Le détective Feluda est en vacances à Benarès avec son cousin et assistant Tapesh et son ami écrivain Lalmohan Ganguly. Son repos est interrompu lorsqu'il est sollicité par la famille Ghosal qui s'est vu dérober un objet précieux représentant Ganesh - le Dieu Elephant - dans sa demeure. Feluda va enquêter et se retrouver confronté à Maganlal Meghraj, commerçant vénal et malhonnête qui cherche à l'arrêter, et à un mystérieux homme saint qui vient d'arriver sur les bords du Gange.

Analyse et critique

Suite à l'échec commercial relatif des Joueurs d'échecs, son précédent film, Satyajit Ray retourne en 1979 vers le personnage de Feluda, qu'il avait déjà mis en scène cinq ans plus tôt dans La Forteresse d'or. Feluda est une pure création de Ray, qui lui donna d'abord vie dans des nouvelles et romans, il s'agit d'un détective intelligent plongé au cœur d'aventures policières. Le Dieu Elephant, qui fut d'abord distribué en France sous le titre de Vive le seigneur Felu, nous conte l'une d'entre elles. Sur les traces d'un objet d'art volé, Feluda y est aux prises avec un commerçant d'art véreux et impitoyable dans un film parfois amusant et divertissant, mais n'atteignant pas le niveau des standards du genre ou la qualité des œuvres majeures de Ray.

Le Dieu Elephant est incontestablement destiné au plus grand public, notamment le plus jeune, et se place pour cela sur le terrain de l'humour, avec un succès certain. Si l'intrigue est policière, en aucun cas Ray ne cherche à orienter son film vers la noirceur, mais au contraire désamorce toute les situations par le rire. On pense notamment au colocataire de nos trois héros, un monsieur muscle roulant des mécaniques et créant un décalage comique avec l'intelligence de Feluda. On pense également à la scène où Lalmohan, le compagnon de Feluda, est forcé par Maganlal, le méchant du film, à être la cible d'un lanceur de couteaux. Scène qui pourrait être porteuse d'une grande tension, elle l'est d'ailleurs pour les protagonistes du film, mais qui fait pourtant rire le spectateur, le lanceur de couteaux loin d'être un athlète, étant un vieil homme semblant peiner à chaque lancé. Ces scènes amusantes sont nombreuses, et pour la plupart réussies. Elles sont la grande force du film.

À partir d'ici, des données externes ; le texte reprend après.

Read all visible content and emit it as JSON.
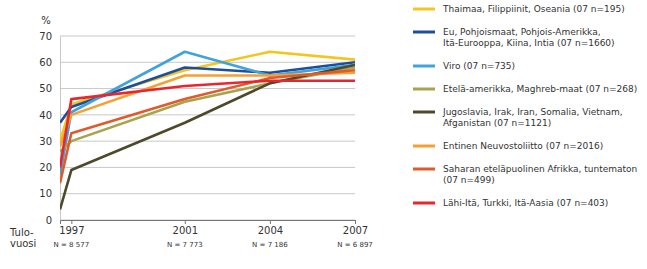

L'humour, comme souvent, repose sur la sympathie que l'on porte aux interprètes. Ici les spectateurs sont servis, les amateurs de Satyajit Ray retrouvant avec bonheur Soumitra Chatterjee, l'inoubliable acteur du Monde d'Apu, de Charulata ou de Kapurush, accompagné de quelques habitués du cinéma de l'auteur bengali comme Harradhan Bannerjee, ou encore Kamu Mukherjee. On est également convaincu par les performances des interprètes des deux compagnons de Feluda, Siddhartha Chatterjee et Santosh Dutta, parfaits dans leur rôle de sidekicks comiques. Toutefois, si la qualité des acteurs du Dieu Elephant est incontestable, celle de l'écriture de leurs personnages est bien plus critiquable. En effet, la plupart sont très archétypaux. Les "gentils" sont parfaits et infaillibles, le "méchant" sans la moindre once d'humanité, et nous avons l'impression de ne rencontrer que des caractères schématiques, des personnages dont les actions et les réactions sont évidentes. Ray fait dans le film plusieurs clins d'œil à la bande dessinée Tintin, et on serait d'ailleurs tenté de rapprocher Feluda du héros d'Hergé, intelligent et courageux, mais sans véritable épaisseur humaine, sans la moindre faille qui ouvrirait la porte à l'empathie. Autour du petit journaliste belge, une galerie de personnages secondaires savoureux remplit ce rôle, on ne peut pas en dire autant dans Le Dieu Elephant, où la plupart des personnages sont monolithiques, à l'exception peut-être du grand-père, seul être à montrer quelque richesse dans cette histoire.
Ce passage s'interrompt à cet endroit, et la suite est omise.